Town Supervisors Mark Lesko of Brookhaven, left, and Tom Croci...

Town Supervisors Mark Lesko of Brookhaven, left, and Tom Croci of Islip speak to the Suffolk County Legislature in Hauppauge to seek backing for bonds to build a sewer plant at the Ronkonkoma Hub (June 5, 2012) Credit: Howard Schnapp

Building a new downtown as transformational as the Ronkonkoma Hub -- with its dizzying series of deadlines, moving parts and possible roadblocks -- is no easy chore. But yesterday, two major items on the long to-do list actually got done. Many hurdles remain, but this one day's work marks a big, welcome step forward.

In the morning, the Suffolk County Legislature heard presentations from the two supervisors whose towns share a border at the hub: Mark Lesko of Brookhaven and Tom Croci of Islip. What both wanted was the inclusion of $21 million in the county's capital budget for 2013 to build a sewage treatment plant that is a pivotal element in the plan. Later, the legislature approved it -- apparently reassured that the county won't be on the hook to pay off the bonds. That burden will fall on those who'll use the new sewer district.

From Hauppauge, Croci returned to Islip Town Hall, where the town board then voted to give him authority to negotiate with Tritec Real Estate to be the master developer for Islip's part of the hub, south of the Long Island Railroad tracks. Brookhaven has already selected Tritec. The town and the developer are just weeks away from signing a key document, the master development designation agreement, for the 50 acres north of the tracks. Tritec plans to build a mix of residential, retail and office space, to transform the station area into a real downtown.

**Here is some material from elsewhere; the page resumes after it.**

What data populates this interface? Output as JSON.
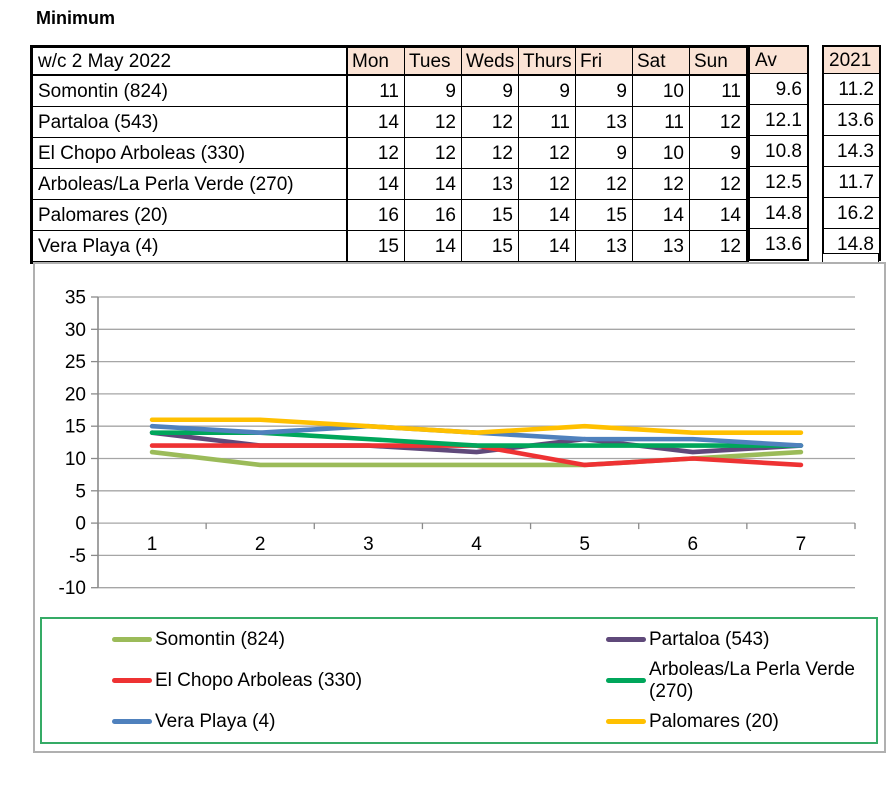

It makes excellent sense for Islip to deal with Tritec. The town has been well represented in Brookhaven's planning for the hub's design, and it's encouraging that the supervisors are working well together.

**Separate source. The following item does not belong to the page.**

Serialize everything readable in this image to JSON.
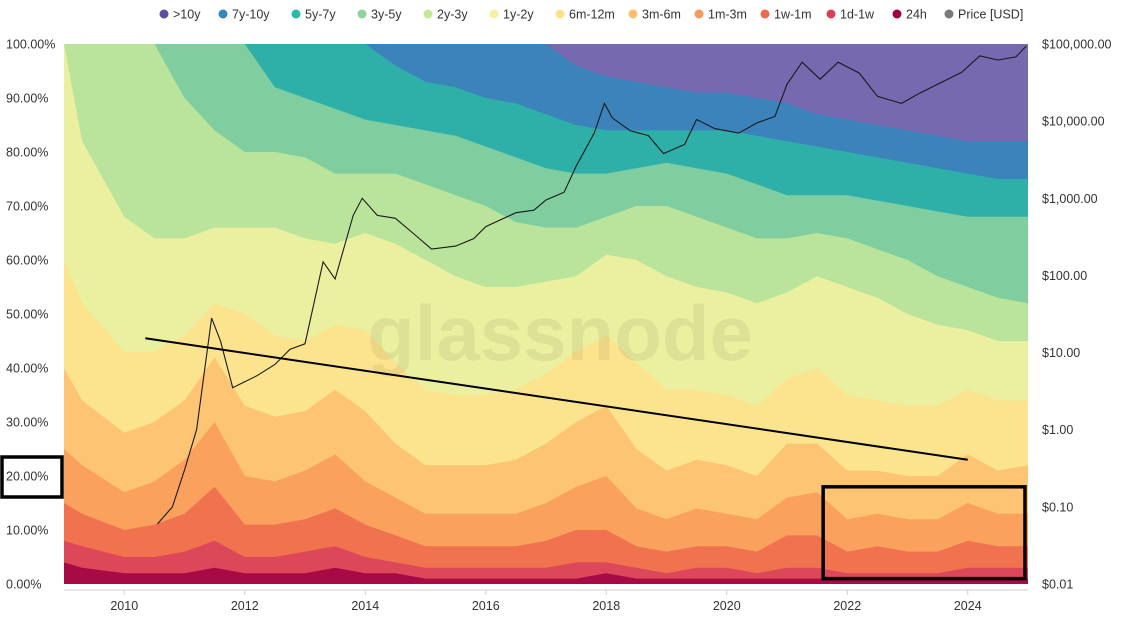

What makes the hub such a big deal is the location of the station, the busiest in Nassau-Suffolk, just north of Islip's Long Island MacArthur Airport. That makes it an unusually powerful example of transit-oriented development, a land-use strategy central to Long Island's future.

Sewage treatment is critical, as it is for all dense downtown development. The new plant would start with a capacity of 500,000 gallons a day, expandable to 1.5 million gallons. The plant would handle waste from the new construction on the Brookhaven side, from any new development at the airport -- and from the airport itself and surrounding industrial users, replacing the septic systems they now use.

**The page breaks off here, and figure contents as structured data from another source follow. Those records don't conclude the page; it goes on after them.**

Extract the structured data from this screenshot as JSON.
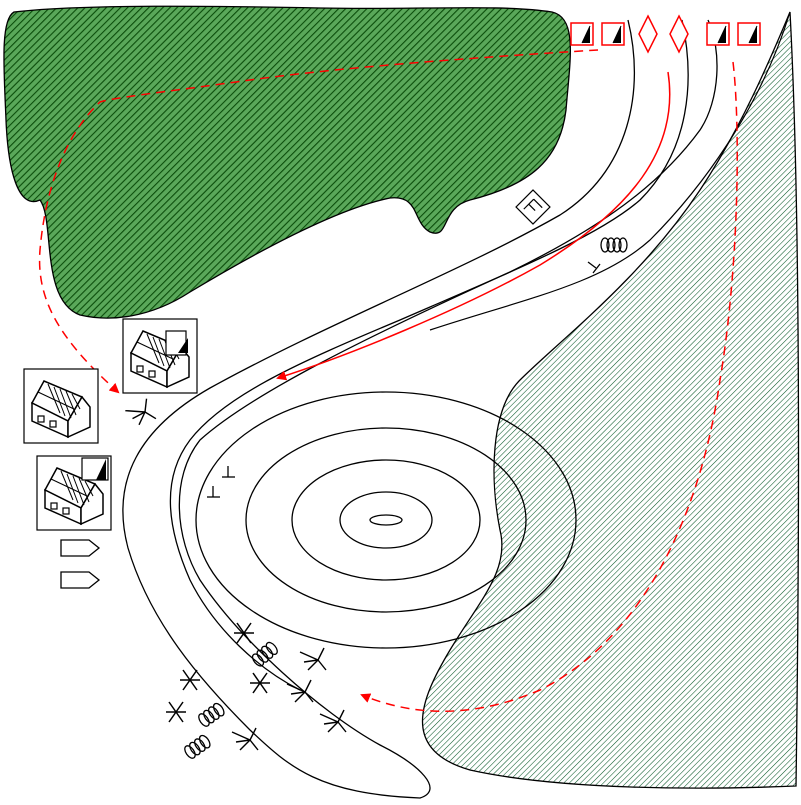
{
  "map": {
    "background": "#ffffff",
    "line_color": "#000000",
    "route_color": "#ff0000",
    "forest_color": "#1e7a1e",
    "woodland_hatch_color": "#0a5a2a",
    "symbols": {
      "unit_red": "red-unit-square-icon",
      "unit_red_diamond": "red-diamond-icon",
      "house": "house-icon",
      "arrow_flag": "arrow-flag-icon",
      "wire_coil": "wire-coil-icon",
      "obstacle_x": "obstacle-x-icon",
      "trench_tick": "trench-tick-icon",
      "gun_fork": "fork-obstacle-icon"
    }
  }
}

Tritec made clear that, before it could borrow money to build the project, the funding for actual construction of the plant had to be in place. The Long Island Regional Economic Development Council won $4 million for design of the plant through Gov. Andrew M. Cuomo's statewide competition. Now, the process is in place for the county to sell the bonds to build the plant.

But there's still plenty in play. Croci is trying to get funding for a convenient people-mover system between the airport passenger terminal and the train station. That would help the town's efforts to attract more airlines. Another issue: Development on the Islip side would be stunted if the county can't shift a planned array of solar panels, set to be built in the county-owned parking lot south of the tracks, to another location.

A project of this size isn't easy. There will probably be some hand-wringing ahead. But on Long Island, where building big projects is so frustrating, this is one that's actually moving forward.